A new Linux botnet named SSHStalker is exploiting cloud servers for profit by employing the ancient IRC protocol. It targets Linux servers through automated scans, cron jobs, and IRC communications. The operation revives old-school methods to cut costs, as reported by TechRadar.
The SSHStalker botnet has emerged as a threat to Linux servers, particularly those in cloud environments. According to TechRadar, this malware leverages the Internet Relay Chat (IRC) protocol, a technology dating back decades, to coordinate its activities and reduce operational expenses.
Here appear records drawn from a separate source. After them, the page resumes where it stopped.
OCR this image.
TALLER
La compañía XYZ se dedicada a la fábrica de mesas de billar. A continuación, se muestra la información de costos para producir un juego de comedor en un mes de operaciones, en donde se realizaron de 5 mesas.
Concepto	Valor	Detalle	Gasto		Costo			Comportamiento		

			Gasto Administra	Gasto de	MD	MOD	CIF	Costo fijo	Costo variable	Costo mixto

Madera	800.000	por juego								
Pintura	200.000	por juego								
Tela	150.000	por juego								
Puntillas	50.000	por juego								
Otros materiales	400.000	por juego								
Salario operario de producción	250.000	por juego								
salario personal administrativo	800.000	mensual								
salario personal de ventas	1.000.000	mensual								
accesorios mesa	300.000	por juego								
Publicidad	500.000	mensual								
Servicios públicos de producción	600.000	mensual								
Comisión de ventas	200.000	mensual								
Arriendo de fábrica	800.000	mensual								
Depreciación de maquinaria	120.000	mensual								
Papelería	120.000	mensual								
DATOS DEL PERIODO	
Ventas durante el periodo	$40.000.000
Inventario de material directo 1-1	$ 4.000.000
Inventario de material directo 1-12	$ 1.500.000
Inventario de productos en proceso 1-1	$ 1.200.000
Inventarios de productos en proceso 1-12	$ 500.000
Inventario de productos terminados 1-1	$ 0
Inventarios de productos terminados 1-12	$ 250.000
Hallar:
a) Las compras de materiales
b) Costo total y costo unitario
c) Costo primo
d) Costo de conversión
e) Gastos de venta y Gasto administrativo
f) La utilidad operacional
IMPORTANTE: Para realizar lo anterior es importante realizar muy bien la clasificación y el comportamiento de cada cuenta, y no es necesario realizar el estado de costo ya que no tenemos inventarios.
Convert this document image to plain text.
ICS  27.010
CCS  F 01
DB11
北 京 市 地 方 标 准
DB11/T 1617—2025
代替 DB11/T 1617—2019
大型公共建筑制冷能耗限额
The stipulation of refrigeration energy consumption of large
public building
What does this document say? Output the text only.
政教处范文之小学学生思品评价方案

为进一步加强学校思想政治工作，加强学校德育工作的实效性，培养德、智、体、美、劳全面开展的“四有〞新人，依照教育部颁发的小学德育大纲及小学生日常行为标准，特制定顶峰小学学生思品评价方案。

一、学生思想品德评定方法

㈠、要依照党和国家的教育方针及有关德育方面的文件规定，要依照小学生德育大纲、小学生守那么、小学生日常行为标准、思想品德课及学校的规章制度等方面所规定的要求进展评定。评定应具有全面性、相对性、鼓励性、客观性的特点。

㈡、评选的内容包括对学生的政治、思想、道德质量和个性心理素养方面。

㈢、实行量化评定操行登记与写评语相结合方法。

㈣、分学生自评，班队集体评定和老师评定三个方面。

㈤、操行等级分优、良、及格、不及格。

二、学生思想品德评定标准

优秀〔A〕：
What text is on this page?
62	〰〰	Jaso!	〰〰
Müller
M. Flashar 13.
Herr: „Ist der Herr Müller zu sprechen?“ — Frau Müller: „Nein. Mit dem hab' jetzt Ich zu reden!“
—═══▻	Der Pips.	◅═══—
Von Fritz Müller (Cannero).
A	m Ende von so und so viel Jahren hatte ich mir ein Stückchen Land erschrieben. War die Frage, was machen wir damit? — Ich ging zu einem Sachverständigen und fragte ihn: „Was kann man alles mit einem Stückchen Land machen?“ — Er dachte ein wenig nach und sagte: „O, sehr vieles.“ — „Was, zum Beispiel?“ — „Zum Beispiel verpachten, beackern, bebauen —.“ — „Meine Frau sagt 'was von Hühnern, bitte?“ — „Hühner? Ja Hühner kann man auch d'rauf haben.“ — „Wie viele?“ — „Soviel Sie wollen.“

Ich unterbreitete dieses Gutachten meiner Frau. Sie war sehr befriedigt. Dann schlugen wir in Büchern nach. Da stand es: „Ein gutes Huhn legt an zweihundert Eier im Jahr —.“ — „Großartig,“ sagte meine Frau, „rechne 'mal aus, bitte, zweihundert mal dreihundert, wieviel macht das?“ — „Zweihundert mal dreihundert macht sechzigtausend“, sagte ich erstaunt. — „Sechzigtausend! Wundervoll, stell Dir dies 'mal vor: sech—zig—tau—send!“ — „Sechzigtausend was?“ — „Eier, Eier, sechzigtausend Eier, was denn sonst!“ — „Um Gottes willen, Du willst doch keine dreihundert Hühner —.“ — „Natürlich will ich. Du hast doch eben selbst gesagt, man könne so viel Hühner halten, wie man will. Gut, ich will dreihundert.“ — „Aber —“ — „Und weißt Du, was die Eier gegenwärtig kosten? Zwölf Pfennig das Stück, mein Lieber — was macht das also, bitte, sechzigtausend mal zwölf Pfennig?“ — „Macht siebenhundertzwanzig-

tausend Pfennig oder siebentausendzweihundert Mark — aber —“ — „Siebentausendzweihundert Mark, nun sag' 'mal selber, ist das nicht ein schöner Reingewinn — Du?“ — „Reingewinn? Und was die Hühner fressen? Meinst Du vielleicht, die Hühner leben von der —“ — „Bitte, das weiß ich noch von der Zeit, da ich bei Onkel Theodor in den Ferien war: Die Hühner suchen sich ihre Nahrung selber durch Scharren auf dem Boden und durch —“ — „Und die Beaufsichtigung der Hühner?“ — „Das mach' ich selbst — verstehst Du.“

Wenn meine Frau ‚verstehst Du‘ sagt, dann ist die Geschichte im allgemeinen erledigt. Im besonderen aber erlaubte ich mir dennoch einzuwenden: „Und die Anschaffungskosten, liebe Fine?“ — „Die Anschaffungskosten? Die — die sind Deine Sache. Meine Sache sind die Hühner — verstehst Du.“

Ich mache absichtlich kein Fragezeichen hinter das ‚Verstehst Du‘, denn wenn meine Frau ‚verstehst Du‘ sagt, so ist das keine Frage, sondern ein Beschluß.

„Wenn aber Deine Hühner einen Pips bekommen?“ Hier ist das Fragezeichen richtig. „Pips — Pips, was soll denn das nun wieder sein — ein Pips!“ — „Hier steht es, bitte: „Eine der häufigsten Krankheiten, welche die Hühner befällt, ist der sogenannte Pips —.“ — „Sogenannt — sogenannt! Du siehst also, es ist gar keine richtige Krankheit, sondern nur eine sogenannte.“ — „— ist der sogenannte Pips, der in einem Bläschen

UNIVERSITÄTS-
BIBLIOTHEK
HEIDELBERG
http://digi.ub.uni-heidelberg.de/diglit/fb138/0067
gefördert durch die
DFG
SSHStalker initiates infections via automated scans that identify vulnerable Linux servers. Once access is gained, it deploys cron jobs to schedule tasks and maintain persistence. The botnet's command-and-control structure relies on IRC channels, allowing operators to issue commands efficiently without modern, more detectable infrastructure.
This approach highlights a return to basic networking tools in cybercrime, exploiting the familiarity and low cost of IRC. TechRadar's coverage, published on February 14, 2026, describes how SSHStalker aims to generate profit, likely through cryptocurrency mining or other illicit means on compromised cloud resources.
Security experts note that such botnets underscore the ongoing risks to unsecured servers, but specific details on the scale of infections or affected regions remain undisclosed in the report.